After the more academic “Foreword” and “Introduction,” the book reads like an authentic biography compiled from original writings and speeches by — and about — a black man who started working on the Philadelphia docks forty years after the Civil War and by 1913 was leading a powerful IWW union local. Through almost one hundred historical documents — personal letters, editorials, pamphlets, handbills, even police and government memos — a picture emerges of a rhetorically-gifted, funny, and whip-smart defender of working people, and a believer in the ideal of industrial unionism, the idea that workers should be organized into “one big union” rather than be rendered into piecemeal organizations based on “race, color or craft differences,” as most unions were and often still are.
As Fletcher wrote in 1929, black people were experiencing “Race Consciousness,” which many considered an end-point in itself; though a necessary step, he argued that the celebration of race — like what the Harlem Renaissance writers were doing at the time, for example — must be “displaced with Class Consciousness” because, though they may be black, they are also workers in a capitalist economy.

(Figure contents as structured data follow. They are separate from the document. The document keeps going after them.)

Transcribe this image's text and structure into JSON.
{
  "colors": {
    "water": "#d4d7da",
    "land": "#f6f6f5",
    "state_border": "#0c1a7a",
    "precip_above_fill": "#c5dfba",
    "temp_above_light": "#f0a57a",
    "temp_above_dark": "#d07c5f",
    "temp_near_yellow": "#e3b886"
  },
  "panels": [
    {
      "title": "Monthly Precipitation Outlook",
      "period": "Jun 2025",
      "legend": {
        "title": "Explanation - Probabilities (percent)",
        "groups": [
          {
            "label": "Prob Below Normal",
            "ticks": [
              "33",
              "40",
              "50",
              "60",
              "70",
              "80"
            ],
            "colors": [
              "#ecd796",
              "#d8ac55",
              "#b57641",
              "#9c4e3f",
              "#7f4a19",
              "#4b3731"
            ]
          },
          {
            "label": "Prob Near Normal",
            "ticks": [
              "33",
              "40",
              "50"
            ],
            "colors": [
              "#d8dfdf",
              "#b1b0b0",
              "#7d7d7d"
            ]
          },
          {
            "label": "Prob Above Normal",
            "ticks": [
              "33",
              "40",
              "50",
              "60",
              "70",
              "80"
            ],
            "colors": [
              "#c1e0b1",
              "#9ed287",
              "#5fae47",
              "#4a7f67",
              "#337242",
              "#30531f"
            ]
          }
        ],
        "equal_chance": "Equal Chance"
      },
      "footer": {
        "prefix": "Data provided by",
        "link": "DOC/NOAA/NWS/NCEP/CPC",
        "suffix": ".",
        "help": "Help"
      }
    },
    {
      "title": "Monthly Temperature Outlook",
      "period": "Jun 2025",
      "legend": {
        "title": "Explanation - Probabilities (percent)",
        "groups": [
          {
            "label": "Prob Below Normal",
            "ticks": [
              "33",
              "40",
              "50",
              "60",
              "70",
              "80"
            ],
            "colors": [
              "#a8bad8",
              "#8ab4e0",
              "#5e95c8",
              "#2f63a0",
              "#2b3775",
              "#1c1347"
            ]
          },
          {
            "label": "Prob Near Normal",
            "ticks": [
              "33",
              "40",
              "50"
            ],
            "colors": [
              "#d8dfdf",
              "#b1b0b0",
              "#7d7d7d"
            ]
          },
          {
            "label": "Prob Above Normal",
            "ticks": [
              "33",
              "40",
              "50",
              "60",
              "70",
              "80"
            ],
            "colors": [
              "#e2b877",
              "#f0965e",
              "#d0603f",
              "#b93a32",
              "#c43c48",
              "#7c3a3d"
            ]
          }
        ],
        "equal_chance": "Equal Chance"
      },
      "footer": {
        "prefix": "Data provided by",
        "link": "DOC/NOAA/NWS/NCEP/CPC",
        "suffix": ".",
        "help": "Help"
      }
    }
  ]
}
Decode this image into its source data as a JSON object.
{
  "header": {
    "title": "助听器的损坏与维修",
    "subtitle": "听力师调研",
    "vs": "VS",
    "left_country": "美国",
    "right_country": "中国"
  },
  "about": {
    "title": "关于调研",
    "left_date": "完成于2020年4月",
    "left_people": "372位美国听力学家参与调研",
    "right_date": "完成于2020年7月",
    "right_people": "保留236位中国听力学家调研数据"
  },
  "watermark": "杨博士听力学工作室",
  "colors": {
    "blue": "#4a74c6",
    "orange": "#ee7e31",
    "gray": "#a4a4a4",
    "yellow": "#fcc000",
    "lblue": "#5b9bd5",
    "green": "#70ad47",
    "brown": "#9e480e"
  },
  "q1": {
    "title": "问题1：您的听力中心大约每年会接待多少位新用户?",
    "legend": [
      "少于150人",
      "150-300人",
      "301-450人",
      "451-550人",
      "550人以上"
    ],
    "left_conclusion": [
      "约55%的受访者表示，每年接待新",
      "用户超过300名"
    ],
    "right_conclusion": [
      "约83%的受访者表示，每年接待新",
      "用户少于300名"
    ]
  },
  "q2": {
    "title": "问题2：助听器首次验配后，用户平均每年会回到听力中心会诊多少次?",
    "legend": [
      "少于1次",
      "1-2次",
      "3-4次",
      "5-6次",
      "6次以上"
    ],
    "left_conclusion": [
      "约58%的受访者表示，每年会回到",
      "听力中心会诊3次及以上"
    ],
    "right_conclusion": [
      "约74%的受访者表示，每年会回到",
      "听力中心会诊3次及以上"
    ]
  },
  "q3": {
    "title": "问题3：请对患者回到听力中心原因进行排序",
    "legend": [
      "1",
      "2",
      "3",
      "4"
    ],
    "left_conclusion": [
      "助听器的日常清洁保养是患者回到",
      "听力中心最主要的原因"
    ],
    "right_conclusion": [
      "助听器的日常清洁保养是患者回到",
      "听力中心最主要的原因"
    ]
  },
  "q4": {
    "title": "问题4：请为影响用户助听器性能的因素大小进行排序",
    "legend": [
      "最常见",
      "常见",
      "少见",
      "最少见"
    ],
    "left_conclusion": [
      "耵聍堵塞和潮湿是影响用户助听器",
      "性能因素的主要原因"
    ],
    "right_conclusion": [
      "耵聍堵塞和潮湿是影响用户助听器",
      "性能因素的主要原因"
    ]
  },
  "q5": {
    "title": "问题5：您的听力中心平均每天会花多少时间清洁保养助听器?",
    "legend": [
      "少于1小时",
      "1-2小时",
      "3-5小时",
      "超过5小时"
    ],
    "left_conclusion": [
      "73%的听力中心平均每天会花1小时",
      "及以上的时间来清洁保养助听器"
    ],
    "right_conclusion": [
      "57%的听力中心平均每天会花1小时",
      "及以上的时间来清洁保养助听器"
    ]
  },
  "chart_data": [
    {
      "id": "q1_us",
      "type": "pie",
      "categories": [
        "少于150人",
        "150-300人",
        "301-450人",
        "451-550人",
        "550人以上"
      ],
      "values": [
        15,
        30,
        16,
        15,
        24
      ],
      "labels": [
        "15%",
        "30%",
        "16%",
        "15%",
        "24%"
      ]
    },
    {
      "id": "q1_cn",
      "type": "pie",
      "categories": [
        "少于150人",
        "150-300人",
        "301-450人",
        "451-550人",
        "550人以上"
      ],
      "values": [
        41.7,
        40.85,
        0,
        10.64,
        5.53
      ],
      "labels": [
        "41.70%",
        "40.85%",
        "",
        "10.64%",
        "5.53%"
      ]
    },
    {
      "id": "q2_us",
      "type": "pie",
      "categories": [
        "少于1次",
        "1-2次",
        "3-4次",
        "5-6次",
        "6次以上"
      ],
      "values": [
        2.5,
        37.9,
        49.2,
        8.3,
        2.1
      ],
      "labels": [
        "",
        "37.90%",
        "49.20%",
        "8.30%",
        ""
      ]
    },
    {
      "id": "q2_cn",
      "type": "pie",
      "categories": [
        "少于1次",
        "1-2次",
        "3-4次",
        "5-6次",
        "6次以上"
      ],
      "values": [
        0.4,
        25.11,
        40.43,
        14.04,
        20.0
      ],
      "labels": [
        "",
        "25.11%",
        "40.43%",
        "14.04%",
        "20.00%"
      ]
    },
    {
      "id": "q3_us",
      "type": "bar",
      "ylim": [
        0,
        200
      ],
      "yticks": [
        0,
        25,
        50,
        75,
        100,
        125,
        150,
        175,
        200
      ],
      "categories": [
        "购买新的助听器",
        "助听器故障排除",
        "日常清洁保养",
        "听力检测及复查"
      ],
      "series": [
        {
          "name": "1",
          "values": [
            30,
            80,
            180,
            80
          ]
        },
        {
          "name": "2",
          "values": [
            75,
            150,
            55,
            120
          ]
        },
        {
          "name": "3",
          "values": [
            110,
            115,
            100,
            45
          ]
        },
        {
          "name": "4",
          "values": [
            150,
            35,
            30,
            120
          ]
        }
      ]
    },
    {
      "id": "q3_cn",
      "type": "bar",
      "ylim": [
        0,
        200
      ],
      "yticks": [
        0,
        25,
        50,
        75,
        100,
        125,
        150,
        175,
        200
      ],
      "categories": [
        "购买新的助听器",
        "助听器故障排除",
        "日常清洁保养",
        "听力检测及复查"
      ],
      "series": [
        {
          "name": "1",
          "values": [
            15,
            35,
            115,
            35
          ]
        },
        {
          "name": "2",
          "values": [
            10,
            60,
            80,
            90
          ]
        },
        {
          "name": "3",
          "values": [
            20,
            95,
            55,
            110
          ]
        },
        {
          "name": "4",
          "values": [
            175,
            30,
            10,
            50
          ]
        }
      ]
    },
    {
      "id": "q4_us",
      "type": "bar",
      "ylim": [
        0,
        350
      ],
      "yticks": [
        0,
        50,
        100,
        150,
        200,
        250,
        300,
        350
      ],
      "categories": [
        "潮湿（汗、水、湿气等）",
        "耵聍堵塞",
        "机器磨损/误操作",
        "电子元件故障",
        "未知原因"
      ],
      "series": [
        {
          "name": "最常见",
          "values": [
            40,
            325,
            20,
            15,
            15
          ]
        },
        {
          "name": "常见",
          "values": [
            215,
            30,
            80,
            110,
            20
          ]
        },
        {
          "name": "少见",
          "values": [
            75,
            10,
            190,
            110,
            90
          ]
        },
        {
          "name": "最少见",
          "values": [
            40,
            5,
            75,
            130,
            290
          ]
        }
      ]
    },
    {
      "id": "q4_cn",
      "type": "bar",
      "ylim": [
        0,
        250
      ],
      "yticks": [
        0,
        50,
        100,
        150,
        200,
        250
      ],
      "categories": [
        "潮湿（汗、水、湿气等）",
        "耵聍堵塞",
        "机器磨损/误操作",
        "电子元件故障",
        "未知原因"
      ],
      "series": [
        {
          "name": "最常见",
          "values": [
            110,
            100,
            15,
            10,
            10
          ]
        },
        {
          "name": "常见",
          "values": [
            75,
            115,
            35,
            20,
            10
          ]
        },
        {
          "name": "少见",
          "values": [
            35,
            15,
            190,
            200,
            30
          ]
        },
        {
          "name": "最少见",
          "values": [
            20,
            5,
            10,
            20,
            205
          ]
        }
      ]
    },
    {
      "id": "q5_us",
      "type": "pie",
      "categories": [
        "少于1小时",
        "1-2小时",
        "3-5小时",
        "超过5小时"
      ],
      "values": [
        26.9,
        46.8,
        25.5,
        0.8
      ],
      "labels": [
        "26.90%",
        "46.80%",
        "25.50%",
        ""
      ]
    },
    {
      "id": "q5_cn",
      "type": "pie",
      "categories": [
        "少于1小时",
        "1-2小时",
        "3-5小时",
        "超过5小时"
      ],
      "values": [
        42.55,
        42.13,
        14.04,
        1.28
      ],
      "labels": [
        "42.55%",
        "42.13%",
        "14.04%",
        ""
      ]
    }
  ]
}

Which doesn’t mean race is irrelevant. The labour movement, he argues, “thinks and acts in terms of the White Race.” Today we’d call this “White privilege.” but calling attention to one’s identity is to call attention to differences in a limited polemical strategy. “Only by unifying our forces” — whether races, ethnicities, or genders — will working people get a fair deal from business. There is cultural distinction in every group, yes, but there is economic leverage in the collective organization of workers. The recent union drive at Amazon, which sadly failed, is helpful here: Amazon has no problem embracing the inclusive rhetoric of race, gender, sexuality; they do have a problem with a union’s talk of “class” though, because that would cost them more in wages and benefits.
When the Wobblies were organizing longshore-men in Baltimore, Fletcher called on all workers, “Negroes, polish, Italians, [and] Lithuanians,” to chip in, which they did. In an op-ed he wrote about “forming the structure of another society” based on the eventual abolition of the wage system, which could only be achieved by organizing all workers together. Fletcher made it north of the border, too, and after one such occasion in 1927, a man who heard him speak in Thunder bay wrote a letter to the editor at the Philadelphia Tribune lauding “this labor apostle of color.”
The book recalls a time when regular working people met at union halls to talk about political and social issues. We don’t think much about the “working class” and “unions” anymore, though we should. We should also know a thing or two about people like Fletcher, a man whose name belongs alongside prominent black activists like James Baldwin, Angela Davis, and Cornell West, all of whom knew that people must start seeing the world through the lens of class if they hope to make it a better place.